O objetivo dos vinhos Riserva é confrontar-se com um envelhecimento significativo e uma longa evolução na garrafa, consequentemente, todas as fases que contribuem para dar substância e integridade ao mosto são mais precisas e prolongadas. Uma cuidadosa seleção dos cachos e bagos de uvas, uma fermentação mais longa e maceração profunda das cascas, a escolha do tipo de madeira, a idade e capacidade dos barris, etc.
O vinho Chianti Riserva pretende ser uma expressão intensa e surpreendente da uva Sangiovese e da sua grande capacidade de evolução ao longo de muitos anos.
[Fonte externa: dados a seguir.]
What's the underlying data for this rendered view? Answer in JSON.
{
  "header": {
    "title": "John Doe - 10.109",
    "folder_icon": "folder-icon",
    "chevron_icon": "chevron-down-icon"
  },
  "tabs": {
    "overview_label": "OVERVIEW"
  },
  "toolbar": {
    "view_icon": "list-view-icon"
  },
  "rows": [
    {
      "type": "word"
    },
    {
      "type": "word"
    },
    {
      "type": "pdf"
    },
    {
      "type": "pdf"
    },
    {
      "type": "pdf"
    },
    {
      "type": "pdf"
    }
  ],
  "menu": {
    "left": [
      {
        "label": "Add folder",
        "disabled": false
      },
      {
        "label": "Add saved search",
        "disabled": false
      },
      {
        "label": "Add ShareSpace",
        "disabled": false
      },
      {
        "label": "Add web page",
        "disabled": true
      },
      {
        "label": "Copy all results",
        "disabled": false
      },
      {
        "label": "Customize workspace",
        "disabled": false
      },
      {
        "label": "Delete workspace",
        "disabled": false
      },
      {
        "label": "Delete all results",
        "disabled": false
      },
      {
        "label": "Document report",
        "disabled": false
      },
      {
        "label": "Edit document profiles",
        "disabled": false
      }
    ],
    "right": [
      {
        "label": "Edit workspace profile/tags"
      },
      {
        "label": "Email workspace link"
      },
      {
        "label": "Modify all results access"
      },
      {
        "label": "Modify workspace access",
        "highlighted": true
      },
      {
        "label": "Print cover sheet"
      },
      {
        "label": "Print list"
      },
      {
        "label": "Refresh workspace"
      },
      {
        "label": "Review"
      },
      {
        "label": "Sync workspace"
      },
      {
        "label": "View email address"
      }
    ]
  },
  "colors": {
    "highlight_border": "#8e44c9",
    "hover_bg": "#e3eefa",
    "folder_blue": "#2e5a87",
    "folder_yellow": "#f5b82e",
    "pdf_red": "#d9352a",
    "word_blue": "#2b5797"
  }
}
Em cada uma das sub-regiões, como também para o Chianti genérico, a categoria Riserva deve ser envelhecida na cave durante um mínimo de 24 meses antes de uma possível comercialização.
Em termos organoléticos, o Riserva expressa geralmente um bouquet complexo que pode variar desde bagas escuras do bosque, ao terroso, a algumas elegantes notas tostadas ou abaunilhadas que podem ter sido dadas por uma passagem em madeira. Na boca, a sensação imediata é de grande plenitude e suavidade, taninos mais integrados e sedosos, calor e persistência, mas ainda assim um equilíbrio ácido vibrante que proporciona verticalidade ao vinho.
Estes vinhos são mais exigentes na mesa, mas não “pesados” e de uso restrito. De fato, a atitude de eterna juventude da Sangiovese torna estas seleções indispensáveis oportunidades informais de partilha e de uma gastronomia ligeiramente mais elaborada.